Menteri Agama Lukman Hakim Saifuddin menegaskan bahwa jika sampai saat ini belum ada peraturan pengganti yang lebih baik, maka Peraturan Bersama Menteri Agama dan Menteri Dalam Negeri Nomor 8 dan Nomor 9 Tahun 2006 tentang Pedoman Pelaksanaan Tugas Kepala Daerah/Wakil Kepala Daerah Dalam Pemeliharaan Kerukunan Umat Beragama, Pemberdayaan Forum Kerukunan Umat Beragama, dan Pendirian Rumah Ibadat, akan tetap dipakai menjadi dasar dan acuan pengurusan izin pendirian rumah ibadah.
Hal itu ditegaskannya dalam silaturahmi para tokoh dari majelis-majelis agama di Kantor Bupati Aceh Singkil, Senin (26/10) terkait dengan adanya tuntutan dari sejumlah pihak agar PBM tersebut dicabut. "Itulah yang menjadi acuan kita bersama sampai saat ini dalam kita mendirikan rumah ibadah, apa pun agamanya,” katanya.

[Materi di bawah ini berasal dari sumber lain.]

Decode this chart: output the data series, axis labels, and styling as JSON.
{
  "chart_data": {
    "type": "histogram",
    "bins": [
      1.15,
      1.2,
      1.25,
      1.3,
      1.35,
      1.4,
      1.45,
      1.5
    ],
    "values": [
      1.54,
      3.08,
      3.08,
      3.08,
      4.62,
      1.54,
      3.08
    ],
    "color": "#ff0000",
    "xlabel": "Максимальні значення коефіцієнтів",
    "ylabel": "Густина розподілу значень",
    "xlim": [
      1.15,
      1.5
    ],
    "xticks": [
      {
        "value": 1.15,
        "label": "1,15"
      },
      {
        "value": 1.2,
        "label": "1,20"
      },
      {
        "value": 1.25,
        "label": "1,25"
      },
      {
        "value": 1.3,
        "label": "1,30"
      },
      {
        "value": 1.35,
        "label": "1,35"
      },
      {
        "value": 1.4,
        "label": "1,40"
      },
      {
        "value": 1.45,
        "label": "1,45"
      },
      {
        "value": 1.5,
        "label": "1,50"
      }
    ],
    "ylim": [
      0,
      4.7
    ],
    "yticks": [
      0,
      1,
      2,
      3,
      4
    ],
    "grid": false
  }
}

Menurut Menag, sepanjang tahun 2005 hingga 2006, para tokoh agama telah melakukan belasan kali diskusi untuk mencari titik temu bagi penyelesaian masalah dan sengketa rumah ibadah. Saat itu, masing-masing agama diwakili oleh dua tokohnya. Proses diskusi tersebut difasilitasi oleh Pemerintah melalui Balitbang Diklat Kemenag yang saat itu dipimpin Prof. Atho Mudhar dan Dirjen Kesbangpol Mendagri yang dipimpin Dr. Sudarsono.
Hasilnya, mereka menyepakati sebuah rumusan yang lantas dijadikan Pemerintah sebagai PBM Nomor 8 dan Nomor 9 tahun 2006. Jadi, kata Menag, PBM tahun 2006 itu bukanlah rumusan dari Pemerintah, melainkan rumusan yang datang sebagai hasil dari serial diskusi tokoh agama yang masing-masing diwakili dua orang.
“Kementerian Agama saat ini sedang menyiapkan RUU tentang Perlindungan Umat Beragama, salah satunya mengatur terkait rumah ibadah ini. Tapi ini masih rancangan dan belum selesai. Selama belum ada penggantinya yang baru yang lebih baik, maka yang ada jangan dihilangkan dulu,” tutupnya.